Retratos Fantasmas
CRÍTICA
Em seu novo longa, desta vez um documentário, Kleber Mendonça Filho parte do seu íntimo para falar sobre amor e cinema em Recife. O coração de Kleber pulsa em cada frame de Retratos Fantasmas, e não poderia ser diferente.
Esmiuçar nossas memórias é uma forma potente de compreender o passado e tentar vislumbrar um futuro, qualquer que seja. E ele parece entender isso, com sua narração sóbria, que mais parece estar confessando sua vida ao público.

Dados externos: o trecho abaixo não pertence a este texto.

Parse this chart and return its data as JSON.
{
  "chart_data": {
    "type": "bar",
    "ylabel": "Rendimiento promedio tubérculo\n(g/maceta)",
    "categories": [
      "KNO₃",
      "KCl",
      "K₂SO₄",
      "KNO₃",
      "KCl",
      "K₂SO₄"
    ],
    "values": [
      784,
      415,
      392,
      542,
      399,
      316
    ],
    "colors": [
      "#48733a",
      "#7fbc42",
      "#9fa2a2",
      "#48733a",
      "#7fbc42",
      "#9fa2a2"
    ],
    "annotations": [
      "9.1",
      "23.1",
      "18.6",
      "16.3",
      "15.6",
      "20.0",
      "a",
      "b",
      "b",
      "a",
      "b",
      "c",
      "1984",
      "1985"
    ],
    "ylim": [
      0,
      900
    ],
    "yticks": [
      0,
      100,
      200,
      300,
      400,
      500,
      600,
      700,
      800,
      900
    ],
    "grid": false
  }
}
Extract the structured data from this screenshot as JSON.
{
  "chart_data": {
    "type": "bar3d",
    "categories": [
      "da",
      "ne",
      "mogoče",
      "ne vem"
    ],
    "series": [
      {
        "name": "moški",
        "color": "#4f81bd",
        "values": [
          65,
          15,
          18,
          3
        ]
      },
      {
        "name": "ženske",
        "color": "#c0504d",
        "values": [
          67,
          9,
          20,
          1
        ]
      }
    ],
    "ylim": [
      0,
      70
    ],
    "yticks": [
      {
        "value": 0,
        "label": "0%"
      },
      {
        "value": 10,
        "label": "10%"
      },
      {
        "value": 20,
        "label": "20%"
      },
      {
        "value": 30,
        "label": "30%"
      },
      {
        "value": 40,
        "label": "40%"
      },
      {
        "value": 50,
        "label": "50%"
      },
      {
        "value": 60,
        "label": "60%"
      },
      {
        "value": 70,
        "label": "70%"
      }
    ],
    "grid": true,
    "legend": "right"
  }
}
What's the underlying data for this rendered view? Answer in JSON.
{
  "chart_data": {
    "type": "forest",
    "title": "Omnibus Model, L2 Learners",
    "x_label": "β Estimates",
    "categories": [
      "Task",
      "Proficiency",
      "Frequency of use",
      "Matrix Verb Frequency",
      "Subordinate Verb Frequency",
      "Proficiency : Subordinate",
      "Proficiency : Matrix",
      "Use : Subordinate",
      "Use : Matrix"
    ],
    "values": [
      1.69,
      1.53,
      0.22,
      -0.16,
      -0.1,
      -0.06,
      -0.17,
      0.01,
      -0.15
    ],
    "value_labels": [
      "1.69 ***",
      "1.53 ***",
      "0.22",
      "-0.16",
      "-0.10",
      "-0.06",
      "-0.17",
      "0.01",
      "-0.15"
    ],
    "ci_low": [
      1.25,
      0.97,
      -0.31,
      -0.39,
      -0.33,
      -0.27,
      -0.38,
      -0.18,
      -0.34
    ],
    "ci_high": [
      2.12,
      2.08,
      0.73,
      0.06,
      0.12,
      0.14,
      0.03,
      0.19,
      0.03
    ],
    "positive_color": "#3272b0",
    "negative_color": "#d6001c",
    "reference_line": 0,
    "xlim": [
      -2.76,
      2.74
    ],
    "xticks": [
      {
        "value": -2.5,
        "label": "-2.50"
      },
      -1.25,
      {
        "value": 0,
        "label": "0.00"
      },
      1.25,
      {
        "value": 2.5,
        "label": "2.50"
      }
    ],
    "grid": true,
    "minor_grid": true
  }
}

Assim, de um jeito igualmente potente, presenciamos intimamente as memórias de Kleber e sua casa enquanto fazia dela cenário de seus filmes, como O Som ao Redor (2012) e Aquarius (2016). O diretor fez do cinema a sua casa, e transformou sua casa em cinema.
Mas não era só a casa do diretor que se transformava durante o tempo. Recife - e o Brasil - também. Os cinemas de rua foram perdendo espaço e força para grandes centros de consumo como shoppings e afins. O capital nos deturpou a pensar que os filmes não eram suficientes, era preciso estar espremido entre lojas de sanduíches e departamentos de roupas. As marcas do tempo, então, tornam-se visíveis em todo lugar, seja no cinema que virou igreja, seja no que virou drogaria. E isso é algo tão inevitavelmente brasileiro que é difícil imaginar outro país que tenha tantas farmácias por cada esquina. Aqui, a ausência do cinema é sentida pela memória.
Ainda assim, o diretor faz o trabalho de resgatar e, de certa forma, homenagear a história desses lugares através de fotos, vídeos e até mesmo entrevistas de arquivo. Um dos momentos mais emblemáticos é quando Seu Alexandre, projecionista do Art Palácio, reclama de ter visto O Poderoso Chefão quase 400 vezes.
Se muita gente pensa que filme brasileiro é ruim, menos do que a máquina Hollywoodiana, que não vende, Kleber faz questão de provar o contrário e resgata os sucessos de bilheteria brasileiros, como A Dama da Lotação (Neville d’Almeida, 1978), um dos grandes recordistas da época. Serve para nos lembrar, mais uma vez, que o cinema brasileiro sempre teve seu espaço político e físico, e que hoje luta para ter o mesmo direito de exibição do enésimo filme da empresa do rato que ninguém lembra o nome depois de assistir.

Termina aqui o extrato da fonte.